CERPEN : Sosok Wanita yang Sama

 

Picture by Tribun Bali

Meyra. Seperti itu orang-orang memanggilku. Untuk mereka yang lebih akrab, sapaan “Rara” justru lebih familiar dibandingkan dengan “Mey” sebagai suku kata pertama dari namaku itu. Semua bermula dari mama yang sejak aku bayi selalu memanggil “Rara” sebagai panggilan manja. Dan, inilah aku.

Dilahirkan sebagai anak tunggal, membuatku agak diistimewakan oleh mama. Mungkin sebagian akan bertanya tentang papaku.
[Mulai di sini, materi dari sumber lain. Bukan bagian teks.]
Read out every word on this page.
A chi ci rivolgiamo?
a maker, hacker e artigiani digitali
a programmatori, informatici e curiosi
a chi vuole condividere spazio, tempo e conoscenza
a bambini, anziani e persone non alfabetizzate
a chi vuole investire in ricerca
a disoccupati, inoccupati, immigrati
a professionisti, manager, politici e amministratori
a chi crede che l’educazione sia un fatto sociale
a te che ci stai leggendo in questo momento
Sayangnya, aku pun tak pernah tahu siapa dan di mana keberadaannya saat ini. Pengakuan mama pun, lelaki itu telah meninggalkan kami sejak aku berada di dalam kandungan, saat itu baru menapaki lima minggu. Dan, boleh kukatakan bahwa aku adalah seorang yatim, dengan versi sedikit berbeda. Mengapa? Karena yatimku lebih ke kondisi di mana aku memang kehilangan informasi sama sekali mengenainya, bukan karena ia pernah ada dan kemudian pergi dari kehidupan. Setidaknya begitu bagiku.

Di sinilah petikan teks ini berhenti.